Reynolds Rap

Of Desert Dunking and Horseplay

2/15/2009 12:19 AM

Left to the devices of fan text voting, Lex Luthor — TNT’s on-air moniker for Nate Robinson — tugged on Superman’s cape in the Sprite Slam Dunk Championship in Phoenix Saturday night.

Do you really believe Robinson outperformed the defending champion Dwight Howard?

It definitely says no here.

Now Nate, adorned in his kryptonite green Knicks jersey and sneakers, certainly improved upon the title he brought home in 2006, when it took him about a million tries to complete his finale dunk that fleeced Philly’s Andre Iguodala of the crown he should have worn.

Robinson’s small stature, he’s somewhere between 5′6 to 5′9, makes him the choice of the everyman. But unlike land-locked mortals, KryptoNate has incredible leaping ability and even stepped on teammate Wilson Chandler’s back for one slam. He also pushed himself off Howard’s shoulder to leapfrog over the Orlando center’s head on the flush, with a green ball, that probably earned him the Sprite laurels.
But Howard’s props were better, not to mention his slams. C’mon! He came out of a phone immersed in smoke wearing his superman cape, after the U.S. Airways Center maintenance man rolled out a 12-foot rim for him on a forklift…With injured teammate Jameer Nelson bouncing the ball off the board, Howard slammed easily with two hands.
Later in an homage to Dr. J, MJ and Brett Barry before him, Howard hovered from inside the foul line, cupped the ball momentarily with two hands, before throwing down a vicious one-hander. Something about being able to leap tall buildings in a single bound…
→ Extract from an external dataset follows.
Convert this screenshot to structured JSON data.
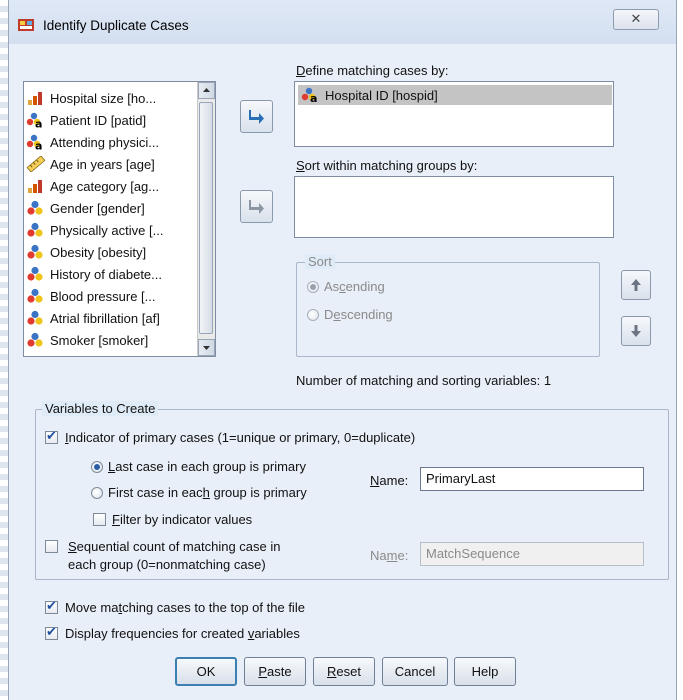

But Howard’s best effort — and the top dunk of the night — was his carom off the right side of the backboard and the bring-it-back-past-his-shoulder-windup-with-authority flush into the cup. Fluid, ferocious and absolutely ridiculous.
So, was Rudy Fernandez, who gave new meaning to the term reverse. The Blazer rookie, who famously dunked over Howard during the gold medal game in Beijing, took a pass from Laker and fellow Spaniard Pau Gasol from behind the backboard and then emerged from under the basket to yam it with his right hand.
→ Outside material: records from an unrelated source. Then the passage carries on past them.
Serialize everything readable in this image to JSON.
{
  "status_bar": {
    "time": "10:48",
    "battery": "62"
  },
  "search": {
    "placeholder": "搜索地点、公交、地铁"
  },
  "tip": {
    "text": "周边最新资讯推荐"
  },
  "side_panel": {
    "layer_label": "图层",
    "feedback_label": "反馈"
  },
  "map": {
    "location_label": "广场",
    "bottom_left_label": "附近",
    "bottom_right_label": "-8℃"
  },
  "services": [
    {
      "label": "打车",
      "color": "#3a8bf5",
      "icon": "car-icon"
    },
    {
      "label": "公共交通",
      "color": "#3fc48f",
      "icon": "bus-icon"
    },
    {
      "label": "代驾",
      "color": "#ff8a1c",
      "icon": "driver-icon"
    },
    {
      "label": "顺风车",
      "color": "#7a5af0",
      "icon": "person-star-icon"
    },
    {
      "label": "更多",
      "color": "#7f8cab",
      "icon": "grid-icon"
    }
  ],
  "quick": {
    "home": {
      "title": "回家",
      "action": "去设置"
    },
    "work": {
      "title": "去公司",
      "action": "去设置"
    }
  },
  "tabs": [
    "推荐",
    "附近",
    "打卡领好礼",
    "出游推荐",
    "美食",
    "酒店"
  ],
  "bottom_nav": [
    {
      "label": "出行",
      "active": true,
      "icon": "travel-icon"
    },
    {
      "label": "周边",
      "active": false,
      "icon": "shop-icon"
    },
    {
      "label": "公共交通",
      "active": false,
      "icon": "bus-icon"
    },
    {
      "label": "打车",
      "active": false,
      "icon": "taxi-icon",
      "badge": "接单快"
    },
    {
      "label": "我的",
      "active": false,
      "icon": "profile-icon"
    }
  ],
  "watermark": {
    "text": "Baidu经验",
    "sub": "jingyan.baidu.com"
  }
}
Unfortunately, it came on the 10th or 11th attempt. Fernandez, from this perch, had the third best finish of the night.
TNT, of course, could be sitting on an even better finale and Nielsens with NBA All-Star Saturday Night from Jerry Jones’s new palace for the Dallas Cowboys next year.
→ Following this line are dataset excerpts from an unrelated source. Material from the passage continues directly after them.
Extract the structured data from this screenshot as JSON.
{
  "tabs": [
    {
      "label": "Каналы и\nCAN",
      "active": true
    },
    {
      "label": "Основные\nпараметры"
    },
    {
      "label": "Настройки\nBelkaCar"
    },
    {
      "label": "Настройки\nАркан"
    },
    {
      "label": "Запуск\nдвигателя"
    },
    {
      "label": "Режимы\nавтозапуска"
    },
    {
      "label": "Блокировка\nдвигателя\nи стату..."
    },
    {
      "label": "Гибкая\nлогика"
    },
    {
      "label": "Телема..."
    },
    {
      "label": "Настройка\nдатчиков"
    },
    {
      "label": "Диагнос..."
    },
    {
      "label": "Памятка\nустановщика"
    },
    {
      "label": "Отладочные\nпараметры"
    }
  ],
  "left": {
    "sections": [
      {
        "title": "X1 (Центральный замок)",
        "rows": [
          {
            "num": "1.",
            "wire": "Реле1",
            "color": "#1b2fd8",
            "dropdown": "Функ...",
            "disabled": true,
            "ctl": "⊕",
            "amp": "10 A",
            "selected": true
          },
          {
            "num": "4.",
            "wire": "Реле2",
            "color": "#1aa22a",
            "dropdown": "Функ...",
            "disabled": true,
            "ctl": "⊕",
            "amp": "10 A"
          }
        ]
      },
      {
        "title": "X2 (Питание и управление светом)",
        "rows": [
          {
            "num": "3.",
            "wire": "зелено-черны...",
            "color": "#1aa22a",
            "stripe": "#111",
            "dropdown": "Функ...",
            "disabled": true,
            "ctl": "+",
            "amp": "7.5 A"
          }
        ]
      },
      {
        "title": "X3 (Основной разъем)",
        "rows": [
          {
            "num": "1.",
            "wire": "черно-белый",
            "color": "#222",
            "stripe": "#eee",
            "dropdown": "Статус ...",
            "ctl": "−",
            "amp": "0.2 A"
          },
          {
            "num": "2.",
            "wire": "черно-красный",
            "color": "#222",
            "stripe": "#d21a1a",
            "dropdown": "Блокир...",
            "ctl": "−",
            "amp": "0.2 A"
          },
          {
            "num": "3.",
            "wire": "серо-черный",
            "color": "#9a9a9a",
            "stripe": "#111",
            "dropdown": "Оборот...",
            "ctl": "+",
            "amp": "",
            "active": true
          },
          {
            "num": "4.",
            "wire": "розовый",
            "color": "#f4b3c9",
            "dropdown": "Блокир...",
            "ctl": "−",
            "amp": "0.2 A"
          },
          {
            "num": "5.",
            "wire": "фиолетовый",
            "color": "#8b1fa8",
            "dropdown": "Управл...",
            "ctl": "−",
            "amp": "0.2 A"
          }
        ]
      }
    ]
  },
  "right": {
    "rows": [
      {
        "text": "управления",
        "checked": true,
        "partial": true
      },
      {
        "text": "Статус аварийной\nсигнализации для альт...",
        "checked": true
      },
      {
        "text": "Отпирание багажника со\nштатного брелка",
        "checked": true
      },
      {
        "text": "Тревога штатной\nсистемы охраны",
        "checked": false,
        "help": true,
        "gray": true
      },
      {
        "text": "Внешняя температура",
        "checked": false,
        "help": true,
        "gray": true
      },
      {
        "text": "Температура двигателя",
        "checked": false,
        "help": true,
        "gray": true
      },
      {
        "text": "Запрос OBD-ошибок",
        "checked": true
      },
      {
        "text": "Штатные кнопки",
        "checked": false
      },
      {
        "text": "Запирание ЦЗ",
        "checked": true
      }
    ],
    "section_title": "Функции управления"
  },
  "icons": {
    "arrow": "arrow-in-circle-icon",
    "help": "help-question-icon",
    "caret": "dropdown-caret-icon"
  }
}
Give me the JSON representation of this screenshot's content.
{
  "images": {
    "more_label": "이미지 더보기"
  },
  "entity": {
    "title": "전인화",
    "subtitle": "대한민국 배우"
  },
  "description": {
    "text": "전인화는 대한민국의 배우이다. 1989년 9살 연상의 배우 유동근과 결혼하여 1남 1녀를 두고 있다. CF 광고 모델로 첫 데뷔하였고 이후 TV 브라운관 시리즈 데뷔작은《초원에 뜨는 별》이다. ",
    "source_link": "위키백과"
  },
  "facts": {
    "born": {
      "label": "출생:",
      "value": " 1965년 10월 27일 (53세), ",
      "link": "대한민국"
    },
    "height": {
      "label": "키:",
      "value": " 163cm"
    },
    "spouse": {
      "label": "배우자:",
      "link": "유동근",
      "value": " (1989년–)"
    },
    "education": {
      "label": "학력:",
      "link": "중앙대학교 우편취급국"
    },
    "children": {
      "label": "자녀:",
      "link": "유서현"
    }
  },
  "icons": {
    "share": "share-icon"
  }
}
As Kenny Smith, Reggie Miller and Kevin Harlan wondered aloud about Howard being able to surmount the 12-foot mountain, the Jet got the scoop: LeBron James said he would be levitating in the competition next year.
As for the initial GEICO H-O-R-S-E competition on Saturday afternoon, Oklahoma City forward Kevin Durant, who won the MVP in the sophomore-rookie game on Friday night with 46 points, made it double.

After going down G-E-I-C, Durant finally found the range, including a heave from just inside the stands on an outdoor court at the NBA Experience. He took the measure of Memphis O.J. Mayo and Atlanta’s Joe Johnson.

Kudos to TNT’s ad sales team for successfully and tactfully integrating the letters GEICO into the on-air scorecard that identified the players and indicated how close they were to elimination.

But a significant product placement opportunity was missed and I’m afraid its going to leave a permanent scar. In keeping with the light-hearted spirit of the event, Durant’s deed was rewarded with a plastic horse inside a box that corralled the insurance company’s name.

As Durant held his trophy aloft in triumph, it would have been far more meaningful, at least to this watcher, if the cameras could have zoomed in and depicted a the Geico Gekko — perhaps sporting a cowboy hat, or at least a basketball jersey — astride the plastic pony.